Based on the FLOW study results, in 2024, the three major global guidelines CDS, ADA, and KDIGO all recommend GLP-1RAs with renal benefits as first-line drugs for T2DM with CKD. As a representative drug, semaglutide's clinical value is not only reflected in efficacy but also promotes the shift in chronic disease management from "single blood sugar control" to "systemic intervention." Behind this shift, the technological iteration of semaglutide intermediates plays an indispensable role — with improved intermediate synthesis efficiency, drug production costs are reasonably controlled, creating conditions for more patients to access treatment and enabling the "one drug, multiple effects" treatment model to have broader practical application.
Professor Ji Linong, principal investigator of the FLOW study in China and director of the Endocrinology Department at Peking University People's Hospital, pointed out: "The FLOW study provides direct evidence for the renal benefits of semaglutide 1.0mg, and its cardio-renal protective effect aligns with CKM treatment goals." From the drug development chain perspective, behind this evaluation is the deep binding between semaglutide intermediates and drug efficacy — the purity and structural accuracy of intermediates directly affect the drug's target binding efficiency in the body, thereby determining the stability of cardio-renal protective effects. This is also an important technical guarantee for the study to gain authoritative recognition.
Currently, the treatment pattern for T2DM with CKD is expanding from the "three pillars" to the "four pillars" (adding semaglutide-type GLP-1RAs). In this transformation, semaglutide intermediates will continue to play a key role: on one hand, further optimization of intermediate synthesis processes can improve drug safety for special populations (such as late-stage CKD patients); on the other hand, innovative research and development of intermediates may promote the development of semaglutide derivatives, providing more possibilities for chronic disease treatment.
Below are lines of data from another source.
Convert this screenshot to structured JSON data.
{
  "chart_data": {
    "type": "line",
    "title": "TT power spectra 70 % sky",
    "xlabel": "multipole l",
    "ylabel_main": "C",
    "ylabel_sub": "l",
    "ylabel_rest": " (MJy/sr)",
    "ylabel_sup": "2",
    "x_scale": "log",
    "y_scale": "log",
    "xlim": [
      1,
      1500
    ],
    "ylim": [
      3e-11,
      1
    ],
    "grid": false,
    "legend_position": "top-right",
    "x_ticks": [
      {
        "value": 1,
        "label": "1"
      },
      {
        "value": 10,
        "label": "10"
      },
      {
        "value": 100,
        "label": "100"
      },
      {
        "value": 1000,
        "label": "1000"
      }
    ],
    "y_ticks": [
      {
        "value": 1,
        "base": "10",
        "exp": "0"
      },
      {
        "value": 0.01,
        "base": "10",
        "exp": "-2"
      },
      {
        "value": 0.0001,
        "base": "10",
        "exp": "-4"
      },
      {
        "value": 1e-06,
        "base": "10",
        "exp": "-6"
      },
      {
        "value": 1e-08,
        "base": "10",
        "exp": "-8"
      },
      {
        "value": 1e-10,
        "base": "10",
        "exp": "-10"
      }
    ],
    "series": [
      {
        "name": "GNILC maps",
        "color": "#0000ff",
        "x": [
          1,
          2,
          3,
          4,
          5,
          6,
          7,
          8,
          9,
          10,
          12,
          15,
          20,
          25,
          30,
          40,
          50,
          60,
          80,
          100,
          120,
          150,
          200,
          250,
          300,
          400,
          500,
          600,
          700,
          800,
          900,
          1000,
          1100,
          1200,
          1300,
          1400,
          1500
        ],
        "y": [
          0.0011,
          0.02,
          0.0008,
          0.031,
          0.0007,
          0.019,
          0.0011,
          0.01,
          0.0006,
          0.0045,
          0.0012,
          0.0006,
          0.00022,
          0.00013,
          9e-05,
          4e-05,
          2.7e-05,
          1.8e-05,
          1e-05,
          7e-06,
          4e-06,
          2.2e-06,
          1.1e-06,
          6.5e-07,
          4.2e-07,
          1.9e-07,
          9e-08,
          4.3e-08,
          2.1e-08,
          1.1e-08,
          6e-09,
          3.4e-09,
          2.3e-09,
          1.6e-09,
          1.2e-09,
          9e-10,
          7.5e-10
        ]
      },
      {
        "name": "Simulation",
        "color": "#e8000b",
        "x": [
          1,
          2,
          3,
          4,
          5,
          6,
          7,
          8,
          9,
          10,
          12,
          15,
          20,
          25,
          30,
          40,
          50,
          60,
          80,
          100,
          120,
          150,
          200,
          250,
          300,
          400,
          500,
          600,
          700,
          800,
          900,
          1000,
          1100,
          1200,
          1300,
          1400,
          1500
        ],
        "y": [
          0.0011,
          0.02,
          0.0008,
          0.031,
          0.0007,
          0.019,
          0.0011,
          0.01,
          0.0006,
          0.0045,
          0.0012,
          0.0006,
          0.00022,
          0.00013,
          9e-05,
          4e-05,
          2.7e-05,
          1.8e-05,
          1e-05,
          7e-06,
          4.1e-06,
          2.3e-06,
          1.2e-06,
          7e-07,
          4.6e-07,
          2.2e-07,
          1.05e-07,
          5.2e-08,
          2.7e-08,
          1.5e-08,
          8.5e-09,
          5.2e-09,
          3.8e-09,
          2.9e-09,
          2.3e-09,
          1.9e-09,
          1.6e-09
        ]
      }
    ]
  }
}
With the implementation of the new CKD indication for semaglutide, its value in chronic disease management will be further released. As the core link in drug production, semaglutide intermediates will continue to receive attention from the pharmaceutical industry and research fields alongside the drug's clinical application — it is not only the "invisible guardian" of drug efficacy but also an important engine driving technological innovation of GLP-1RA drugs, providing key technical support for humanity to face the challenges of chronic diseases.